Recently ten children working as bonded labourers were freed from a carpet manufacturing unit by district labour officials.
They acted on a tip-off, a team of labour officers raided the carpet unit in Paklor village (Bihar) yesterday and rescued the children, aged between eight and 14 from the clutches of one Panchu Yadav. Panchu Yadav was arrested, while his brother Shivadhar Yadav managed to escape.
The labourers, hailing from Jharkhand, have been sent to a children home at Koraon after obtaining a certificate about their release from the Handia Sub Divisional Magistrate, they said adding they would be sent home within a couple of days after a medical check up. Cases have been registered against the Yadav brothers under various sections of Child Labour and Bonded Labour Abolition Acts.
But this is a rare case of government action in Tamil Nadu and elsewhere, for instance child labour in Fireworks Units Continues.

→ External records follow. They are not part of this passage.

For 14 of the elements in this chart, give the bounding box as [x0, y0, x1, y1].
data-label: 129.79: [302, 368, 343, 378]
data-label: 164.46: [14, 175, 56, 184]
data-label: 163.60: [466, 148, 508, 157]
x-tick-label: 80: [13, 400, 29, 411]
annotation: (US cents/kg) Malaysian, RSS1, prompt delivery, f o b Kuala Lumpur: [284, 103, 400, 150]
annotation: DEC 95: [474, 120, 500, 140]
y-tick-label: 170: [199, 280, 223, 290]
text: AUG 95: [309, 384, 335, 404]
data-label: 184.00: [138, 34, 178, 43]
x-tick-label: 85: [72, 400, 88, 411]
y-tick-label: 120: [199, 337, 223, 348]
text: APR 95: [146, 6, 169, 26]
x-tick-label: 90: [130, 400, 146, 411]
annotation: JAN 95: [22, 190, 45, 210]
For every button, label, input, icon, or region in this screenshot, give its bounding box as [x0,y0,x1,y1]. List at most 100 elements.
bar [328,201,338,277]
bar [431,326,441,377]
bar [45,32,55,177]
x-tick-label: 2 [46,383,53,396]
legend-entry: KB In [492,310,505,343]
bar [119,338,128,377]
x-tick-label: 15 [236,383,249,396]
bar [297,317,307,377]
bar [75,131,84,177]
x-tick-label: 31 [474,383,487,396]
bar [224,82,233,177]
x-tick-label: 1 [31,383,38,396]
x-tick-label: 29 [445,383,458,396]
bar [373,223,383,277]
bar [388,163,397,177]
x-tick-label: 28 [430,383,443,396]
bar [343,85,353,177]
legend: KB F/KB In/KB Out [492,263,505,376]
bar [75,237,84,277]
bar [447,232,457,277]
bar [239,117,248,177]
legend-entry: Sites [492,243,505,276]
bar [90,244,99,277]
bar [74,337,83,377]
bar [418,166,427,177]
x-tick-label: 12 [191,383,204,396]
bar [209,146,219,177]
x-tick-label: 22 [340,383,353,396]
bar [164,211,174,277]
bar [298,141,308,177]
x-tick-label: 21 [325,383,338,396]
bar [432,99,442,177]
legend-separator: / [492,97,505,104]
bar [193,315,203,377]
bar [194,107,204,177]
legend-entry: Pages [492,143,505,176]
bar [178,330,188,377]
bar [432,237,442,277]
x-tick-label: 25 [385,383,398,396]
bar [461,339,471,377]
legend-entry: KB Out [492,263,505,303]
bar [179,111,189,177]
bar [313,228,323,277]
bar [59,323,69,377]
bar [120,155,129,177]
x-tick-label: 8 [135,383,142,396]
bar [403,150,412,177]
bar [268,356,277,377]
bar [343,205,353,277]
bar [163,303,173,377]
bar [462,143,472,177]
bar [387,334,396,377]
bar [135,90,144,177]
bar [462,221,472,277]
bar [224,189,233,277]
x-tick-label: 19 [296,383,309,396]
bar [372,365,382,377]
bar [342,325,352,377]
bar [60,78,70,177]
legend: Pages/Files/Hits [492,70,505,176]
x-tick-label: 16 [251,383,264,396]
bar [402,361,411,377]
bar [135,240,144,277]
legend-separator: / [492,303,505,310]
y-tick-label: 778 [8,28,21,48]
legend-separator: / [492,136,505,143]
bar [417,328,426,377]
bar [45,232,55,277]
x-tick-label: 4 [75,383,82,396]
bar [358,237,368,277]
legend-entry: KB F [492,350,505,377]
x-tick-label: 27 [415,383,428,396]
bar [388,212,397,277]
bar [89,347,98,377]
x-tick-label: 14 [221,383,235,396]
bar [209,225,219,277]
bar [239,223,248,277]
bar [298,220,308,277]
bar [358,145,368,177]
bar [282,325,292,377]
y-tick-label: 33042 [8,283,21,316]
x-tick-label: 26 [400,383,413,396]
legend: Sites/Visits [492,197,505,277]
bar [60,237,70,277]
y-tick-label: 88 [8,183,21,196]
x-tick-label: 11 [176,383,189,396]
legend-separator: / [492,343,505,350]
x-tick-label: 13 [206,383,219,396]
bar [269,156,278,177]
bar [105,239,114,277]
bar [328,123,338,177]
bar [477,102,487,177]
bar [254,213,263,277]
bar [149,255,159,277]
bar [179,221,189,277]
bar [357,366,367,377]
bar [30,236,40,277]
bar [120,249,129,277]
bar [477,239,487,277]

On the global front, launching a new study on child soldiers, entitled "Adult Wars, Child Soldiers: Voices of Children Involved in Armed Conflict in the East Asia and Pacific Region", UNICEF chief Carol Bellamy said that the use of young people by government and non-State armies should be recognized as "an illegal and morally reprehensible practice that has no place in civilized societies."
According to a recent report of the International Labour Organisation (ILO), about 246 million children between the ages of five and 14 worldwide are involved in child labour. Some 160 million children under the age of five are still malnourished, 110 million will never have the opportunity to attend school, and more than 600 million live in families earning less than $1 a day.
Kailash Satyarthi gets Wallenberg Award
Kailash Satyarthi, a well- known child labour activist has been conferred the 12th Annual Wallenberg Lecturer Award. Almost 600 participants, including intellectuals, academics and other personalities took part in the function. Many were deeply moved by Satyarthi's lecture and a few were in tears. Satyarthi is the first Indian recipient of the award.